How Much is a CAPTCHA Worth?
About a year ago, maybe earlier, various low-budget outsourcing/freelancing sites started advertising for CAPTCHA-breaking services. Recall, a CAPTCHA is a Completely Automated Turing Test to Tell Computers and Humans Apart, developed by Luis von Ahn. For example, if you want to post a comment on an article in this blog, you are required to take a little image-recognition (or audio-recognition) test, carefully designed to be too hard for computers to solve. (It turns out that in the process you are also helping to digitize the world’s books, but that’s another story…) If you pass the test, then the server assumes that you are human instead of a bot, and let’s you comment to your heart’s content. This has been a great boon to many, many web sites. For example, facebook uses CAPTCHAs to prevent people from creating millions of accounts.
I actually didn’t know about the freelancing opportunities until Luis von Ahn pointed it out to me a few weeks ago, but it isn’t surprising. CAPTCHAs are a commercial success precisely because they are protecting valuable resources, and so of course there would be value in breaking them. So, just what is the value of a CAPTCHA? Well, I’ve been monitoring the prices at GetAFreelancer.com for the past few weeks. For the reverse auctions that have closed in this period, the prices look to be in the range of $0.002 to $0.003 per CAPTCHA. If you are a kid with an Internet connection, anywhere in the world, you can make on the order of $1/hr, assuming you are doing the CAPTCHA-breaking manually at the rate of about 10 seconds per CAPTCHA.

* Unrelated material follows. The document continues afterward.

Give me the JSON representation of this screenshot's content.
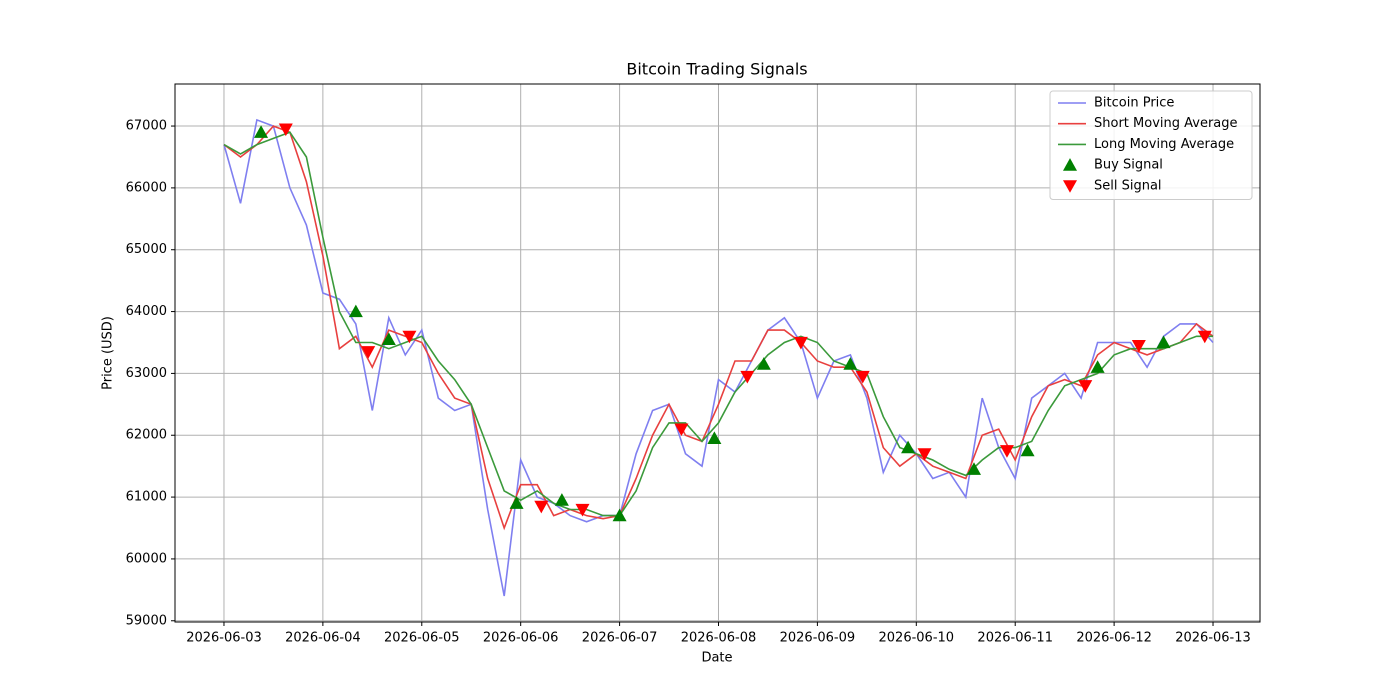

Of course, if you have software that can break CAPTCHAs automatically, the economics changes drastically. But the outsourcing market prices seem to show that such software doesn’t exist or, if it does, it is either ineffectively or highly unavailable.
Interestingly, there is a current listing on GetAFreelancer.com for CAPTCHA entry with a listed price of $1 per CAPTCHA. Makes one wonder what the application is in this case, that the value would be so high…
Happy New Year, Everyone! I’ll be taking off for Tokyo on New Year’s Eve for a couple of days off, and then on to Taipei for a conference. After that, back to Seattle for a visit to Microsoft and a CMU Alumni event. I’ll try to post pictures…
Peter Lee @ December 29, 2007
It is very interesting that once technology is created there is always a market for breaking the advancement (the anti-technology).